Currently there are 3 websites supported:

  • nofluffjobs
  • bulldogjob
  • justjoinit

That would be nice, to include more.

How to install

Download and install latest release using pip and pypi repository:

$ python3 -m venv venv
$ source venv/bin/activate
(venv) $ pip install --index-url https://test.pypi.org/simple/ --extra-index-url https://pypi.org/simple/ jobscrapper

or using downloaded .whl from Github latest release artifacts:

$ python3 -m venv venv
$ source venv/bin/activate
(venv) $ pip install jobscrapper-current_version-py3-none-any.whl

Sample usage

(venv) $ jobscrapper

    jobScrapper -  Simplify your IT job search.
    to see help and all options, use "jobscrapper --help"
    readme: https://github.com/wkobiela/jobScrapper/blob/master/README.md
(venv) $ jobscrapper --help
usage: jobscrapper [-h] [--config CONFIG] [--init]

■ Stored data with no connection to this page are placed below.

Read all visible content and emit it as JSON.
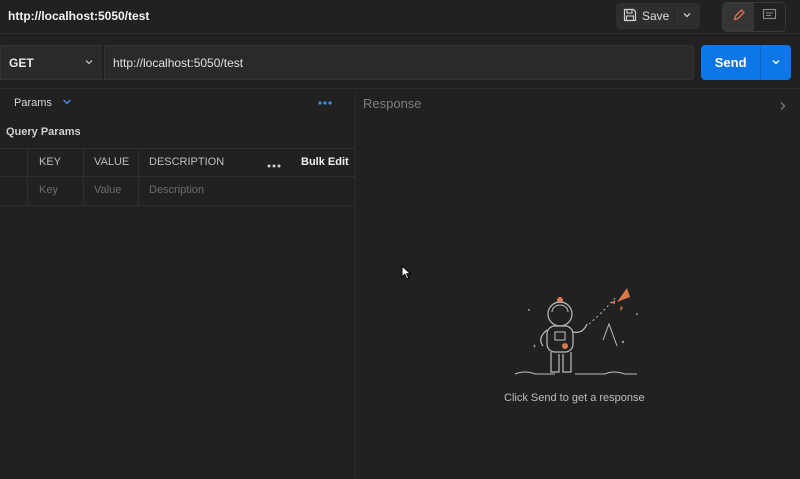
{
  "header": {
    "title": "http://localhost:5050/test",
    "save_label": "Save"
  },
  "request": {
    "method": "GET",
    "url": "http://localhost:5050/test",
    "send_label": "Send"
  },
  "params_panel": {
    "tab_label": "Params",
    "section_title": "Query Params",
    "columns": [
      "KEY",
      "VALUE",
      "DESCRIPTION"
    ],
    "bulk_edit_label": "Bulk Edit",
    "placeholders": {
      "key": "Key",
      "value": "Value",
      "description": "Description"
    }
  },
  "response_panel": {
    "title": "Response",
    "empty_message": "Click Send to get a response"
  },
  "colors": {
    "background": "#212121",
    "accent_blue": "#0d76e8",
    "pencil_accent": "#e8704f",
    "rocket_accent": "#d97a3a"
  },
  "icons": [
    "save-icon",
    "chevron-down-icon",
    "pencil-icon",
    "comment-icon",
    "more-icon",
    "chevron-right-icon",
    "astronaut-illustration"
  ]
}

    jobScrapper -  Simplify your IT job search.
    to see help and all options, use "jobscrapper --help"
    readme: https://github.com/wkobiela/jobScrapper/blob/master/README.md

options:
  -h, --help           show this help message and exit
  --config CONFIG      path to the configuration file
  --init               create initial config.json file, if no custom is delivered
  --loglevel LOGLEVEL  set the loglevel from INFO, DEBUG (default INFO)

Start scrapper with sample configuration

Easiest way to start is to use --init option. Scrapper will create sample config.json file in current directory.

(venv) $ jobscrapper --init 

Creating configuration file is one time process. After initial setup, edit config.json file for your needs and just use below command for next searches, if no requirements changed.

(venv) $ jobscrapper --config config.json

How configuration file works?

Sample config.json file with configuration for every scrapper is shown below. Example config.json file is inside this repository.

{
    "excel_settings": {
        "EXCEL_NAME": "jobs.xlsx",
        "NOFLUFFJOBS_SHEET": "NoFluffJobs",
        "BULLDOGJOB_SHEET": "BulldogJob",
        "JUSTJOINIT_SHEET": "JustJoinIt"
    },
        "search_params": {
            "nofluffjobs_settings": {
                "site": "NoFluffJobs",
                "role": "testing",
                "lvl": "junior,mid",
                "city": "Gdańsk"
            },
            "bulldogjob_settings": {
                "site": "BulldogJob",
                "role": "qa,tester",
                "lvl": "junior,medium",
                "city": "Remote,Gdańsk"
            },
            "justjoinit_settings": {
                "site": "JustjoinIt",
                "role": "testing",
                "lvl": "mid.senior",
                "city": "Gdańsk"
            }
    }
}

Excel settings

  • EXCEL_NAME - this is name of excel file, that will be generated
  • SHEET - results from every scrapper will be stored in another tab/sheet in excel spreadsheet. You can leave it as it is.

NoFluffJobs

To setup nofluffjobs scrapper, insert 3 MAIN parameters.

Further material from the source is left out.